Касым, видимо, представил это, он просто расплылся от удовольствия… Потом спросил:

— А как же остальные, промолчат?

— Остальные будут думать. Но остальные потом. Бир элдэ ики гарпуз тутмаг, — сказал Коба, — и тут же перевел для Сергея — «в одну руку два арбуза не берут».

— Два арбуза не бери, — поправил Касым.

* * *

Джафароглу уже поставил свадебный шатер, привезли баранов, кур, рис для плова, все шло по плану, но ощущение тревоги не покидало его. Было неясно, что предпримет Абдулла Кярбалаи, а он серьезный человек, слов на ветер не бросает.

— О чем задумался, Джафар-ага?

Вопрос задал невысокий грузин с рябым лицом и глазами, слегка подернутыми желтизной.

— Ты Коба, — догадался Джафар. — Задумался об Абдулле. Он известный человек, и он измениться не может. Волк линяет — меняет шкуру, но не натуру.

— Волк остается волком, но обстоятельства вокруг него поменялась. Он это еще не понял, но сегодня поймет.

— Не хотел бы я на свадьбе беспорядка.

— Не будет, спокойно готовься, Много счастливых лет тебе и семье твоей прекрасной дочери.

Коба ушел сразу после этих слов.

Недалеко от Базарной площади во дворе неприметного дома Сергей и Касым инструктировали людей.

— Тех, кто будут строить из себя героев, должны пойти на встречу с Аллахом, но те, кто поймет ситуацию, те должны перейти на нашу сторону. Они нам нужны. Впереди большая работа и большие деньги. Стрельбу открывать только при необходимости, у каждого есть кинжал. Клинок, которым не пользуются — заржавеет. Касым-ага, выдели людей на засаду у конторы Межидова.

— Сколько, Сергей-ага?

— 6 человек. 4 нападут, два спереди, и два сзади, а двое стрелков сверху должны контролировать ситуацию. Касым, патронов у них достаточно?

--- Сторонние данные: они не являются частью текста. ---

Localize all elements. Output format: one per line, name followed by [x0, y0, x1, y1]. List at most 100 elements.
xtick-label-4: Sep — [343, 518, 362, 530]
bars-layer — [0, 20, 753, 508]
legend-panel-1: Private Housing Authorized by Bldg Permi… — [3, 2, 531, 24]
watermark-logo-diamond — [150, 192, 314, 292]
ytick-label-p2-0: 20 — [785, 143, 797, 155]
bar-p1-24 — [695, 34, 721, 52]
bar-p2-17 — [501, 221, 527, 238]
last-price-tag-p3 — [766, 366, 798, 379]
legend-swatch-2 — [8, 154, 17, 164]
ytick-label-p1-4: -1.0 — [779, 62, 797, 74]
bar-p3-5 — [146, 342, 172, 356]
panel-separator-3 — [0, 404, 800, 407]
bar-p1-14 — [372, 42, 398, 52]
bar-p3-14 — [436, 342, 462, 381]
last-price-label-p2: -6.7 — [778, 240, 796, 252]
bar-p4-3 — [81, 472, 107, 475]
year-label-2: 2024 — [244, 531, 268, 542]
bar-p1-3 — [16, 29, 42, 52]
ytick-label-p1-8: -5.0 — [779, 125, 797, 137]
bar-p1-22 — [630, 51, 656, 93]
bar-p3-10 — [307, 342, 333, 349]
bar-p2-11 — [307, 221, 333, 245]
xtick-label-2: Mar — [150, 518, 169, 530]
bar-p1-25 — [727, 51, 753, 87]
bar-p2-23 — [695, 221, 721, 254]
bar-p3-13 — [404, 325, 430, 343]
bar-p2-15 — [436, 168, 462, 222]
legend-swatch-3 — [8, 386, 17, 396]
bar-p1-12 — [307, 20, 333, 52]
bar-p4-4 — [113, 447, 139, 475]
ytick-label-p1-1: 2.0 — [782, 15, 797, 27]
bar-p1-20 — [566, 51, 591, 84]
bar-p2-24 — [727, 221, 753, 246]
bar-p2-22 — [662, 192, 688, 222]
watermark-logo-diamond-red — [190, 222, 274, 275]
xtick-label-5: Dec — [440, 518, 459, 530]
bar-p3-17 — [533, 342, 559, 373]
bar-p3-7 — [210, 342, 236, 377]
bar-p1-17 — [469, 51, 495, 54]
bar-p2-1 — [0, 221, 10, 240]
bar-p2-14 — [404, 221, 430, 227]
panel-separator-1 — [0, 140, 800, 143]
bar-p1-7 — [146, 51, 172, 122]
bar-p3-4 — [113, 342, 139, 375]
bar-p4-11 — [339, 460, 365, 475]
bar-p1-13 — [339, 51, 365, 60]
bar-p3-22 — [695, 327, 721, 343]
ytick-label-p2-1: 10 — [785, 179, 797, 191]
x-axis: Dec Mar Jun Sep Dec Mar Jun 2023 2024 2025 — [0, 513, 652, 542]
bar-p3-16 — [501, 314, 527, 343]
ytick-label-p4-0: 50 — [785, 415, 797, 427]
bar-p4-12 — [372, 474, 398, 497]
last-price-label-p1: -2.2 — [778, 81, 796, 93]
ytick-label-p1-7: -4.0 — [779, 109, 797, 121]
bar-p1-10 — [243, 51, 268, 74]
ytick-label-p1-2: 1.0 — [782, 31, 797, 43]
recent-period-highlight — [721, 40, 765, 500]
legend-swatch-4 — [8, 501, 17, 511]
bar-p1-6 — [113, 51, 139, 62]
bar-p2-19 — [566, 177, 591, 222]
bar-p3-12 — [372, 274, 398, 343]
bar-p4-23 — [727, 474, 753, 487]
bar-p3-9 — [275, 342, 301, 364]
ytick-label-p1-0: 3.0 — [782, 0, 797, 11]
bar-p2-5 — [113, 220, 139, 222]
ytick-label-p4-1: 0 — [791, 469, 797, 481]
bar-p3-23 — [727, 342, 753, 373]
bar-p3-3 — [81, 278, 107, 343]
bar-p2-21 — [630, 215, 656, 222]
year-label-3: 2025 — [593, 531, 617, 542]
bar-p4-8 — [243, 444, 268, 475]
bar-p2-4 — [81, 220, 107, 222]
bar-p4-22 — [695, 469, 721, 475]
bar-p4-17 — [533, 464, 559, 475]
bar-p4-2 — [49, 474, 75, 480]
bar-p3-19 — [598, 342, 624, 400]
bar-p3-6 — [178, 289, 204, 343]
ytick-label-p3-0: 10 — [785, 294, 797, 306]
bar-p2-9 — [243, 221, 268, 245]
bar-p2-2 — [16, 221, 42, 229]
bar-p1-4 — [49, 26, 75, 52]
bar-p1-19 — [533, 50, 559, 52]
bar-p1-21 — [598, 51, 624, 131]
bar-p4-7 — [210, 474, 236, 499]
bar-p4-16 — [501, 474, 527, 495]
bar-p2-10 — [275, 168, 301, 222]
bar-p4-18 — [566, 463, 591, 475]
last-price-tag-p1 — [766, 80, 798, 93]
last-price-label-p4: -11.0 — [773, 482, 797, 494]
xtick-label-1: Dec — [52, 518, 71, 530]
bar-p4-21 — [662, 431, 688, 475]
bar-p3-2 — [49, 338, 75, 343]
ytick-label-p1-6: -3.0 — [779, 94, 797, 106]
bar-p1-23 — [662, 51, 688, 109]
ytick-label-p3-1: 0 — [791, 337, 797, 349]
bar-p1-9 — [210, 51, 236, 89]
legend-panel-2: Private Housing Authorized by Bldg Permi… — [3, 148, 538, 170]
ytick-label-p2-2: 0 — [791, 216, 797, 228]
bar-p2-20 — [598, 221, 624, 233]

— У нас много патронов, Сергей-ага.

— Касым, назначь там старшего, одного из стрелков. А где парень, что должен звать на помощь?

Из-за спин старших выскочил шустрый мальчуган не старше лет тринадцати.

— Касым, измазать его чем-то красным, как кровь. Может дать ему оплеуху, чтобы правдиво помощь звал?

— Он и без оплеухи кладбище разбудит.

* * *

Абдулла Кярбалаи ехал ни о чем не беспокоясь. О чем ему было беспокоиться, когда он в «своем районе», да с ним 9 стволов? Для Джафароглу и одного бы хватило, но серьезный гочу должен прийти серьезно, потому за ним следовало два фаэтона с людьми, совершенно не задумывающимися над сегодняшней акцией. Обычно одного их появления хватало, хватит и сегодня. Ну придется пару раз пальнуть в воздух и разбить пару носов, но это все мелочи.

Неожиданно на перерез коляске выскочил окровавленный мальчик. Он кричал:

— Абдулла-ага, помогите. Межидова грабят, брата убили…

— Не ори. Сколько там людей?

— Три человека, но они с оружием…

— Не твоя забота. Самир, возьми 6 человек, разберись там.

6 человек, это было больше, чем ожидали в засаде. Сразу стало понятно, что начало должно ошарашить людей Абдуллы. Два выстрела прозвучали, как один. Упали двое, Самир, шедший впереди, и один сзади. Нападение была таким неожиданным, что гочу растерялись. В это время навстречу к ним вышел Касым. Оставшиеся в живых схватились было за оружие, но два уже лежащие рядом с ними тела умерили их боевой пыл.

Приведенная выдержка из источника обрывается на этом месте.